UK forces stationed in Afghanistan reached a peak of 10,000 a decade into the occupation and were deployed to Helmand province in the south, between 2006 and 2014, where many of the 457 British fatalities took place. These were predominantly soldiers in their 20s or younger, fighting a futile but bloody battle to stop the insurgency spreading to the nearby capital. It was during this period that British special forces were operating.

The persistence of the bereaved families for justice for their murdered loved ones is a thorn in the side on London as it pursues its geopolitical interests. A major propaganda trope of the US/NATO war against Russia in Ukraine has been demands to arraign Russian president Vladimir Putin before the Hague on charges of war crimes.

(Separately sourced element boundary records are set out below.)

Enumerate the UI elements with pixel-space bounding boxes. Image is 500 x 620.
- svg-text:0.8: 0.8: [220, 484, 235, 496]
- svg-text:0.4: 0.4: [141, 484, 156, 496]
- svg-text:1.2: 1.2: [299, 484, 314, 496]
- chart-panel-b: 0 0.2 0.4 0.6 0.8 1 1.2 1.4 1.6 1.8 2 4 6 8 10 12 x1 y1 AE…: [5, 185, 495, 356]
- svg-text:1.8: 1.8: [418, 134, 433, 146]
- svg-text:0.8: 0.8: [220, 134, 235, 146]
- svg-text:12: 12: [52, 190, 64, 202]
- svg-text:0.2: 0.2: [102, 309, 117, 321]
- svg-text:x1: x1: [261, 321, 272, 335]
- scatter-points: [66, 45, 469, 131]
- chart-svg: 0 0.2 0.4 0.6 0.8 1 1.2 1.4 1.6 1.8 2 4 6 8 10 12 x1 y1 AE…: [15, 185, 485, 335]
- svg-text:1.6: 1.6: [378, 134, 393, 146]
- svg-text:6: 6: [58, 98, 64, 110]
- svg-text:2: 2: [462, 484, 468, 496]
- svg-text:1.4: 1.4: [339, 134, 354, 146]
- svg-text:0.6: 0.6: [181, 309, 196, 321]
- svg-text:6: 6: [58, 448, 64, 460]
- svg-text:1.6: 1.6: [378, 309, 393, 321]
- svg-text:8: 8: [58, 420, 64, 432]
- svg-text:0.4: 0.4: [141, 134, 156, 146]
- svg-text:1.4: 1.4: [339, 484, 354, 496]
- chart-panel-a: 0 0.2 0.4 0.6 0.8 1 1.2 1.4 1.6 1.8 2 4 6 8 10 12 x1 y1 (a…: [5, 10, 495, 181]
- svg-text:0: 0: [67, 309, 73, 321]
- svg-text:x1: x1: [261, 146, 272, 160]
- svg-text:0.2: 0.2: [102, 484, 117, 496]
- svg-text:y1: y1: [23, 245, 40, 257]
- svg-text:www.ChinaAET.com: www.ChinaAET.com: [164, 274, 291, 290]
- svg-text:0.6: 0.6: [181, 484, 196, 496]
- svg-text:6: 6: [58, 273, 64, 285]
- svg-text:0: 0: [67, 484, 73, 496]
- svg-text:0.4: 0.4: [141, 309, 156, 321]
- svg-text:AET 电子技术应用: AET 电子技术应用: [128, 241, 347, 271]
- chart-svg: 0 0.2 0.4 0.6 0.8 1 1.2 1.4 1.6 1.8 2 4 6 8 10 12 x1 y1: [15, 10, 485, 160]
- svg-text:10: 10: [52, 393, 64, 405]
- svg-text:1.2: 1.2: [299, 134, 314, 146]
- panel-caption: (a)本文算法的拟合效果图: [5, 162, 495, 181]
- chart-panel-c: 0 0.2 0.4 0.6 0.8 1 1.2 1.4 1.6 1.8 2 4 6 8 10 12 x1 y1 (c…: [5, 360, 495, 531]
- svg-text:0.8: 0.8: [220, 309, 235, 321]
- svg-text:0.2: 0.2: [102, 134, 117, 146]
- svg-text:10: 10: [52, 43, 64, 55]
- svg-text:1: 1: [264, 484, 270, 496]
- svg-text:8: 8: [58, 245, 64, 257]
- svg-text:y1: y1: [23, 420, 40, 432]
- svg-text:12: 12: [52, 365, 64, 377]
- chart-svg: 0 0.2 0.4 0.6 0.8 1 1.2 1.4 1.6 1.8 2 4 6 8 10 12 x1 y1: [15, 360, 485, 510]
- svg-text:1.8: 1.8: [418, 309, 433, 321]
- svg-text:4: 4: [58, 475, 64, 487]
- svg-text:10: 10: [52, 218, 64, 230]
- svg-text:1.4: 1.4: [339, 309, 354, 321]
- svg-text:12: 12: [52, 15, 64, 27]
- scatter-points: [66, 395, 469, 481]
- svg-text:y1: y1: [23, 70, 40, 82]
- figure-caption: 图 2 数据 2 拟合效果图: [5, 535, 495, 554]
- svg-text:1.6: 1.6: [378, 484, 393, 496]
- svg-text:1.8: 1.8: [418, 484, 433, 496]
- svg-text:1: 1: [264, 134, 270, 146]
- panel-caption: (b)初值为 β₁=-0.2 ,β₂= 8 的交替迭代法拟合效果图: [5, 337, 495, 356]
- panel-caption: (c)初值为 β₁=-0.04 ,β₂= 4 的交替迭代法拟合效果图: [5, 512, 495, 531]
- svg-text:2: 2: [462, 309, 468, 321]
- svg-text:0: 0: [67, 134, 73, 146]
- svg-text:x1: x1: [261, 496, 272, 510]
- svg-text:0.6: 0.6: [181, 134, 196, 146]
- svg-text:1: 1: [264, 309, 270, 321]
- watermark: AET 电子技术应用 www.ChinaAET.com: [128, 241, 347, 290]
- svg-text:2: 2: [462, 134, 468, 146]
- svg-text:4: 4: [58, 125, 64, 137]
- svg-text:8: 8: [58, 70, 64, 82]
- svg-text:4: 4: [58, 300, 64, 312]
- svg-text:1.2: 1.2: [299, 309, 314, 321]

No-one can believe that any inquiry overseen by Britain’s ruling elite can bring justice. Those in charge of this and previous inquiries are motivated solely by protecting the “integrity” of the armed forces and the state they defend. No official inquiry will condemn as “war criminals” the political and military elite that has inflicted a 30-year cycle of imperialist military violence across the globe and left countless millions destitute in its wake.